One of the survey’s first queries, for example, was “What are your attitudes towards Arabs?” With a possible response of either “favourable” or “unfavourable”, a strong majority in each of the five countries professed to have positive views. However, when asked the open-ended question of “What is the first thought that comes to mind when you think of Arabs?”, around a quarter of respondents in three countries (Pakistan, Malaysia and Turkey) responded with negative thoughts, such as Arabs being backwards, passive, subservient to the West etc. In Iran, more than half of the interviewees gave negative responses.
“The initial ‘favourable’ was actually pretty soft and masking a whole lot of other negatives that were there,” said Dr Zogby. “It was important to parse it out and get behind the initial positive response.”
Data uncovered through the study is open to interpretation, but certain trends can be clearly traced through the numbers. The survey demonstrates that those who have travelled to Arab countries — in other words, those who have had direct experience with Arabs — tend to have more positive attitudes towards the Arab world. Dr Zogby noted that although two-thirds of Iranians surveyed held unfavourable views of the UAE, almost two-thirds of those who had actually travelled to the UAE (constituting 9 per cent of all interviewees) held favourable views.
“It’s a good thing: if they know you, they like you,” he said. “I would encourage travel and trade because it improves relations and breaks down stereotypes. In an increasingly interdependent world, understanding matters because it’s good for business, for politics, for simply the stability you need to advance.”
When examining rates of travel to the Arab world, Dr Zogby was surprised to find that only 5 per cent of Turkish participants had visited an Arab country — a seeming aberration that caused him to re-poll the country in order to validate the results. Considering Turkey’s proximity to Arab countries and its recent prominence in regional politics, Dr Zogby saw cause for concern.
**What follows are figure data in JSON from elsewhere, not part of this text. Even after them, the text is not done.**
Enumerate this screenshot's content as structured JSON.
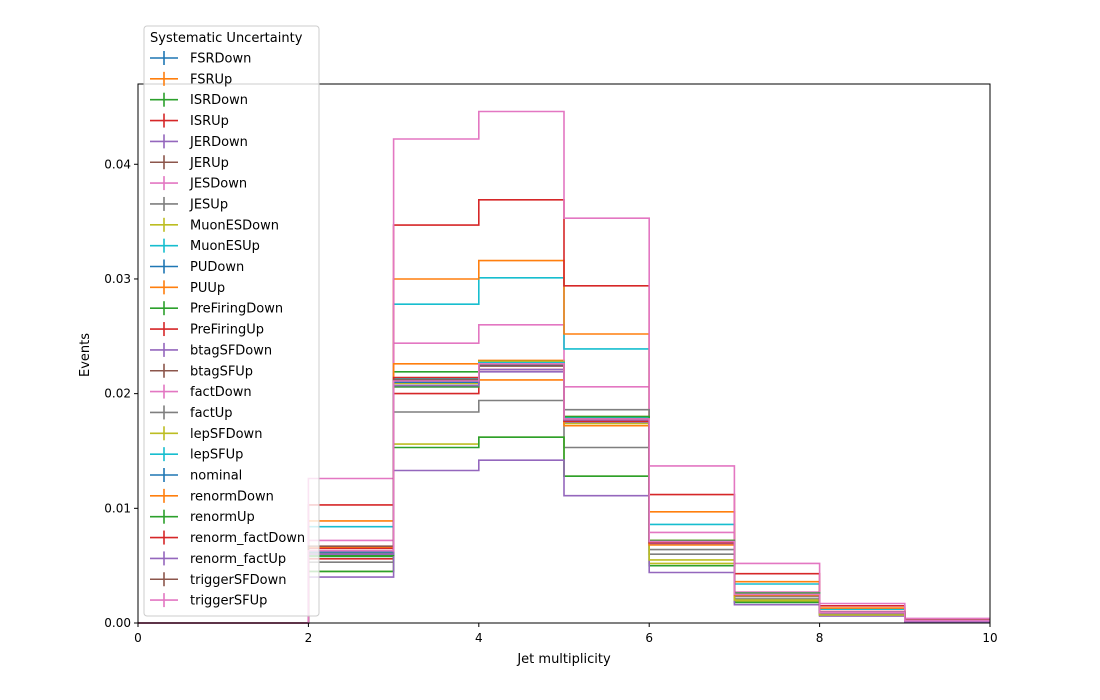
{
  "chart_data": {
    "type": "line",
    "title": "",
    "xlabel": "Jet multiplicity",
    "ylabel": "Events",
    "xlim": [
      0,
      10
    ],
    "ylim": [
      0,
      0.047
    ],
    "grid": false,
    "legend_title": "Systematic Uncertainty",
    "legend_placement": "upper-left",
    "bin_edges": [
      0,
      1,
      2,
      3,
      4,
      5,
      6,
      7,
      8,
      9,
      10
    ],
    "x_ticks": [
      "0",
      "2",
      "4",
      "6",
      "8",
      "10"
    ],
    "y_ticks": [
      "0.00",
      "0.01",
      "0.02",
      "0.03",
      "0.04"
    ],
    "series": [
      {
        "name": "FSRDown",
        "color": "#1f77b4",
        "values": [
          0,
          0,
          0.0061,
          0.0209,
          0.0225,
          0.0178,
          0.007,
          0.0025,
          0.0009,
          0.0002
        ]
      },
      {
        "name": "FSRUp",
        "color": "#ff7f0e",
        "values": [
          0,
          0,
          0.0063,
          0.0212,
          0.0229,
          0.018,
          0.0072,
          0.0026,
          0.001,
          0.0002
        ]
      },
      {
        "name": "ISRDown",
        "color": "#2ca02c",
        "values": [
          0,
          0,
          0.0058,
          0.0219,
          0.0228,
          0.0176,
          0.007,
          0.0025,
          0.0009,
          0.0002
        ]
      },
      {
        "name": "ISRUp",
        "color": "#d62728",
        "values": [
          0,
          0,
          0.0056,
          0.02,
          0.0221,
          0.0176,
          0.007,
          0.0025,
          0.0009,
          0.0002
        ]
      },
      {
        "name": "JERDown",
        "color": "#9467bd",
        "values": [
          0,
          0,
          0.0061,
          0.0206,
          0.0221,
          0.0175,
          0.0069,
          0.0025,
          0.0009,
          0.0002
        ]
      },
      {
        "name": "JERUp",
        "color": "#8c564b",
        "values": [
          0,
          0,
          0.006,
          0.021,
          0.0226,
          0.0177,
          0.0071,
          0.0025,
          0.0009,
          0.0002
        ]
      },
      {
        "name": "JESDown",
        "color": "#e377c2",
        "values": [
          0,
          0,
          0.0072,
          0.0244,
          0.026,
          0.0206,
          0.0079,
          0.0027,
          0.001,
          0.0002
        ]
      },
      {
        "name": "JESUp",
        "color": "#7f7f7f",
        "values": [
          0,
          0,
          0.0053,
          0.0184,
          0.0194,
          0.0153,
          0.006,
          0.0021,
          0.0008,
          0.0002
        ]
      },
      {
        "name": "MuonESDown",
        "color": "#bcbd22",
        "values": [
          0,
          0,
          0.0045,
          0.0156,
          0.0162,
          0.0128,
          0.0052,
          0.0019,
          0.0007,
          0.0001
        ]
      },
      {
        "name": "MuonESUp",
        "color": "#17becf",
        "values": [
          0,
          0,
          0.0084,
          0.0278,
          0.0301,
          0.0239,
          0.0086,
          0.0034,
          0.0012,
          0.0003
        ]
      },
      {
        "name": "PUDown",
        "color": "#1f77b4",
        "values": [
          0,
          0,
          0.0062,
          0.0212,
          0.0227,
          0.0179,
          0.0071,
          0.0025,
          0.0009,
          0.0002
        ]
      },
      {
        "name": "PUUp",
        "color": "#ff7f0e",
        "values": [
          0,
          0,
          0.0089,
          0.03,
          0.0316,
          0.0252,
          0.0097,
          0.0036,
          0.0013,
          0.0003
        ]
      },
      {
        "name": "PreFiringDown",
        "color": "#2ca02c",
        "values": [
          0,
          0,
          0.0045,
          0.0153,
          0.0162,
          0.0128,
          0.005,
          0.0018,
          0.0007,
          0.0001
        ]
      },
      {
        "name": "PreFiringUp",
        "color": "#d62728",
        "values": [
          0,
          0,
          0.0103,
          0.0347,
          0.0369,
          0.0294,
          0.0112,
          0.0043,
          0.0015,
          0.0003
        ]
      },
      {
        "name": "btagSFDown",
        "color": "#9467bd",
        "values": [
          0,
          0,
          0.004,
          0.0133,
          0.0142,
          0.0111,
          0.0044,
          0.0016,
          0.0006,
          0.0001
        ]
      },
      {
        "name": "btagSFUp",
        "color": "#8c564b",
        "values": [
          0,
          0,
          0.006,
          0.0209,
          0.0224,
          0.0177,
          0.007,
          0.0025,
          0.0009,
          0.0002
        ]
      },
      {
        "name": "factDown",
        "color": "#e377c2",
        "values": [
          0,
          0,
          0.0126,
          0.0422,
          0.0446,
          0.0353,
          0.0137,
          0.0052,
          0.0017,
          0.0004
        ]
      },
      {
        "name": "factUp",
        "color": "#7f7f7f",
        "values": [
          0,
          0,
          0.0061,
          0.021,
          0.0226,
          0.0186,
          0.0064,
          0.0023,
          0.0008,
          0.0002
        ]
      },
      {
        "name": "lepSFDown",
        "color": "#bcbd22",
        "values": [
          0,
          0,
          0.0062,
          0.0209,
          0.0228,
          0.0174,
          0.0055,
          0.002,
          0.0007,
          0.0002
        ]
      },
      {
        "name": "lepSFUp",
        "color": "#17becf",
        "values": [
          0,
          0,
          0.0063,
          0.0213,
          0.0227,
          0.0179,
          0.0071,
          0.0026,
          0.0009,
          0.0002
        ]
      },
      {
        "name": "nominal",
        "color": "#1f77b4",
        "values": [
          0,
          0,
          0.0062,
          0.021,
          0.0226,
          0.0178,
          0.0071,
          0.0025,
          0.0009,
          0.0002
        ]
      },
      {
        "name": "renormDown",
        "color": "#ff7f0e",
        "values": [
          0,
          0,
          0.0066,
          0.0226,
          0.0212,
          0.0172,
          0.0068,
          0.0024,
          0.0009,
          0.0002
        ]
      },
      {
        "name": "renormUp",
        "color": "#2ca02c",
        "values": [
          0,
          0,
          0.0059,
          0.0206,
          0.0226,
          0.018,
          0.0072,
          0.0026,
          0.0009,
          0.0002
        ]
      },
      {
        "name": "renorm_factDown",
        "color": "#d62728",
        "values": [
          0,
          0,
          0.0065,
          0.0214,
          0.0226,
          0.0176,
          0.007,
          0.0025,
          0.0009,
          0.0002
        ]
      },
      {
        "name": "renorm_factUp",
        "color": "#9467bd",
        "values": [
          0,
          0,
          0.006,
          0.0207,
          0.0219,
          0.0177,
          0.0071,
          0.0025,
          0.0009,
          0.0002
        ]
      },
      {
        "name": "triggerSFDown",
        "color": "#8c564b",
        "values": [
          0,
          0,
          0.0067,
          0.0212,
          0.0226,
          0.0178,
          0.0071,
          0.0025,
          0.0009,
          0.0002
        ]
      },
      {
        "name": "triggerSFUp",
        "color": "#e377c2",
        "values": [
          0,
          0,
          0.0063,
          0.0211,
          0.0226,
          0.0178,
          0.0071,
          0.0025,
          0.0009,
          0.0002
        ]
      }
    ]
  }
}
“It ultimately could spell trouble for Turkey, if its leadership role is thin and not supported either by (outside) people understanding Turkey or Turkey understanding them,” he speculated. “Shared exchanges have to exist for healthy relationships to develop.”
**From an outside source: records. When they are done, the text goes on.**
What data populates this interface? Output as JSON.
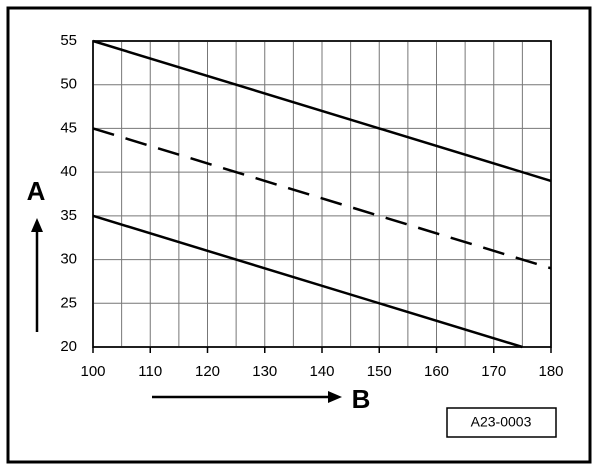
{
  "chart_data": {
    "type": "line",
    "xlabel": "B",
    "ylabel": "A",
    "annotation": "A23-0003",
    "xlim": [
      100,
      180
    ],
    "ylim": [
      20,
      55
    ],
    "xticks": [
      100,
      110,
      120,
      130,
      140,
      150,
      160,
      170,
      180
    ],
    "yticks": [
      20,
      25,
      30,
      35,
      40,
      45,
      50,
      55
    ],
    "xgrid": [
      100,
      105,
      110,
      115,
      120,
      125,
      130,
      135,
      140,
      145,
      150,
      155,
      160,
      165,
      170,
      175,
      180
    ],
    "grid": true,
    "series": [
      {
        "color": "#000000",
        "style": "solid",
        "x": [
          100,
          180
        ],
        "values": [
          55,
          39
        ]
      },
      {
        "color": "#000000",
        "style": "dashed",
        "x": [
          100,
          180
        ],
        "values": [
          45,
          29
        ]
      },
      {
        "color": "#000000",
        "style": "solid",
        "x": [
          100,
          175
        ],
        "values": [
          35,
          20
        ]
      }
    ]
  }
}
The study revealed a general perception that Turkey was providing leadership in the region, but also the belief that Egypt should be undertaking the role. In fact, Egypt was the only country named by Senegal, Iran, Pakistan, Malaysia and Turkey as an Arab country it would like to have closer ties with.
Dr Zogby also addressed the impact of the Arab Spring on non-Arab Muslims attitudes. When asked about the first thing that comes to mind in association with Arabs, roughly a quarter of respondents in three countries (Pakistan, Malaysia and Turkey) mentioned the recent revolts in the Middle East, most notably in Egypt.
At the opening of the talk, Dr Zogby paid homage to the US Ambassador who was killed in Libya on Tuesday.
“Ambassador Chris Stevens was a decent and brilliant public servant,” he said. “I don’t want to dwell on it other than to make myself clear as an American and someone who cares about the Arab world, this was wrong and should not have happened.”